Departamento de Produtos Farmacêuticos, Faculdade de Farmácia, Universidade Federal de Minas Gerais, Av. Antônio Carlos 6627, Belo Horizonte, MG, Brazil.
Exp Biol Med (Maywood). 2011 Jul;236(7):808-15. doi: 10.1258/ebm.2011.011038. Epub 2011 Jun 17.
Cisplatin (CDDP) is one of the most active cytotoxic agents and has been widely used in the treatment of peritoneal carcinomatosis by the intraperitoneal (i.p.) route. However, CDDP, a low-molecular-weight compound, is rapidly absorbed by the capillaries in the i.p. serosa and transferred to the bloodstream, inducing the appearance of systemic side-effects, such as nephrotoxicity. Furthermore, the i.p. CDDP chemotherapy is limited to patients whose residual tumor nodules are less than 0.5 cm in diameter after surgical debulking. The failure of i.p. therapy is attributed to the poor penetration of CDDP into larger tumors. One strategy to improve drug delivery in the peritoneal region and reduce toxicity is the use of drug delivery systems. The objective of the present work was to evaluate the biodistribution and antitumoral effect of long-circulating and pH-sensitive liposomes containing CDDP (SpHL-CDDP), as compared with free CDDP, after their i.p. administration in Ehrlich ascitic tumor-bearing mice. After administering a 6 mg/kg single i.p. bolus injection of either free CDDP or SpHL-CDDP, ascitic fluid (AF), blood and organs (kidneys, liver, spleen and lungs) were collected and analyzed for CDDP content. The area under the CDDP concentration-time curve (AUC) obtained for AF and blood after SpHL-CDDP administration was 3.3-fold larger and 1.3-fold lower, respectively, when compared with free CDDP treatment, thus indicating its high retention within the peritoneal cavity. The determination of the ratio between AUC in each tissue and that in blood (Kp) showed a lower accumulation of CDDP in kidneys after SpHL-CDDP treatment. The SpHL-CDDP treatment demonstrated a significant uptake by the liver and spleen. SpHL-CDDP treatment led to a higher survival rate of mice with initial or disseminated peritoneal carcinomatosis than CDDP treatment. These results indicate that SpHL-CDDP may be useful for i.p. chemotherapy due to their greater concentration in the peritoneal cavity.

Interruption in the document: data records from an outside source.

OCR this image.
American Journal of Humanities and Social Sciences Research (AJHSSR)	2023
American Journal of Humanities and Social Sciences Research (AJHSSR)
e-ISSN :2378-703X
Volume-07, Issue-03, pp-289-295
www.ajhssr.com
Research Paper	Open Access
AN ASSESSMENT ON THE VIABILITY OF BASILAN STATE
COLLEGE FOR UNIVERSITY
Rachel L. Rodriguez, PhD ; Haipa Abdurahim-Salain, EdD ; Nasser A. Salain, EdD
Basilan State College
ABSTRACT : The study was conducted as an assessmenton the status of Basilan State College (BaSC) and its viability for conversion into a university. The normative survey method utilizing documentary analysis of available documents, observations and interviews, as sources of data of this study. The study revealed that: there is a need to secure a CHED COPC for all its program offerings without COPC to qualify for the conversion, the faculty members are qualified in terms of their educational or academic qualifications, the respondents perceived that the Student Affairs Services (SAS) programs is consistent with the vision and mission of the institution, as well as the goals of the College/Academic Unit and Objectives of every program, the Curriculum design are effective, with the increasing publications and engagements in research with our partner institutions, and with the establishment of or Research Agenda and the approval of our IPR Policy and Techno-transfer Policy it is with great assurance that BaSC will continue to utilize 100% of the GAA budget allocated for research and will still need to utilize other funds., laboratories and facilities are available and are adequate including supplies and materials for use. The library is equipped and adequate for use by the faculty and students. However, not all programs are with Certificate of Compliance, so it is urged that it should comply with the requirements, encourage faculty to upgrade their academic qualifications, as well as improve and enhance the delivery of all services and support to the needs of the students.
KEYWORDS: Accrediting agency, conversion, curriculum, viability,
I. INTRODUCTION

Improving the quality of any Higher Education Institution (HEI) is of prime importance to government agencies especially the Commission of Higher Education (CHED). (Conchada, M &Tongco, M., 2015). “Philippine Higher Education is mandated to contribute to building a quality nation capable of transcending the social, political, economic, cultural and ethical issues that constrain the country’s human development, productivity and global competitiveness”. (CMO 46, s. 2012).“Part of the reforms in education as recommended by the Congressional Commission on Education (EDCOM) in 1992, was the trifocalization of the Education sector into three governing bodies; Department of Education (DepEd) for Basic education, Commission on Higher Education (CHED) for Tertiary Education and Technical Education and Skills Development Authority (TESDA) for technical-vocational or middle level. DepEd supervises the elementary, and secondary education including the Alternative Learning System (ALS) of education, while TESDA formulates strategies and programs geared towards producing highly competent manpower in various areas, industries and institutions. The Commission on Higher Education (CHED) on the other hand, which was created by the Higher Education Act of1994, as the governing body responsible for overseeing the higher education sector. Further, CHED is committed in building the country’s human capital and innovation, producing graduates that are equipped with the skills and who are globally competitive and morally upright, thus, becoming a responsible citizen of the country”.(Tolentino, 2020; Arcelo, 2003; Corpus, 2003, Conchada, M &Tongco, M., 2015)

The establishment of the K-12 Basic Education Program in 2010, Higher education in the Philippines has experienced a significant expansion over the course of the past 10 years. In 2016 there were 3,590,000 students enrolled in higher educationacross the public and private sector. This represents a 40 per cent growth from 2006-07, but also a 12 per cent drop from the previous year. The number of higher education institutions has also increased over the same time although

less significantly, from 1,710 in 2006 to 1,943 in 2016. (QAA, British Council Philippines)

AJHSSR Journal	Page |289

顺铂(CDDP)是最有效的细胞毒性药物之一,已广泛应用于腹腔内(i.p.)途径治疗腹膜癌病。然而,CDDP 是一种低分子量化合物,在 i.p.腹膜的毛细血管中被迅速吸收,并转移到血液中,导致出现全身副作用,如肾毒性。此外,i.p. CDDP 化疗仅限于在手术减瘤后残余肿瘤结节直径小于 0.5 厘米的患者。i.p. 治疗失败归因于 CDDP 对较大肿瘤的穿透不良。提高腹腔区域药物输送并降低毒性的一种策略是使用药物输送系统。本工作的目的是评估含有顺铂的长循环和 pH 敏感脂质体(SpHL-CDDP)与游离 CDDP 相比,在荷 Ehrlich 腹水瘤小鼠中经 i.p.给药后的生物分布和抗肿瘤作用。在给予游离 CDDP 或 SpHL-CDDP 单次 i.p. 推注 6mg/kg 后,收集腹水(AF)、血液和器官(肾脏、肝脏、脾脏和肺),并分析 CDDP 含量。SpHL-CDDP 给药后获得的 AF 和血液中的 CDDP 浓度-时间曲线下面积(AUC)分别是游离 CDDP 治疗的 3.3 倍和 1.3 倍,表明其在腹腔内的高保留。确定每个组织与血液之间 AUC 的比值(Kp)表明 SpHL-CDDP 治疗后肾脏中 CDDP 的积累较低。SpHL-CDDP 治疗导致肝脏和脾脏的摄取增加。SpHL-CDDP 治疗导致初始或播散性腹膜癌病小鼠的存活率高于 CDDP 治疗。这些结果表明,SpHL-CDDP 可能因其在腹腔内的更高浓度而对 i.p. 化疗有用。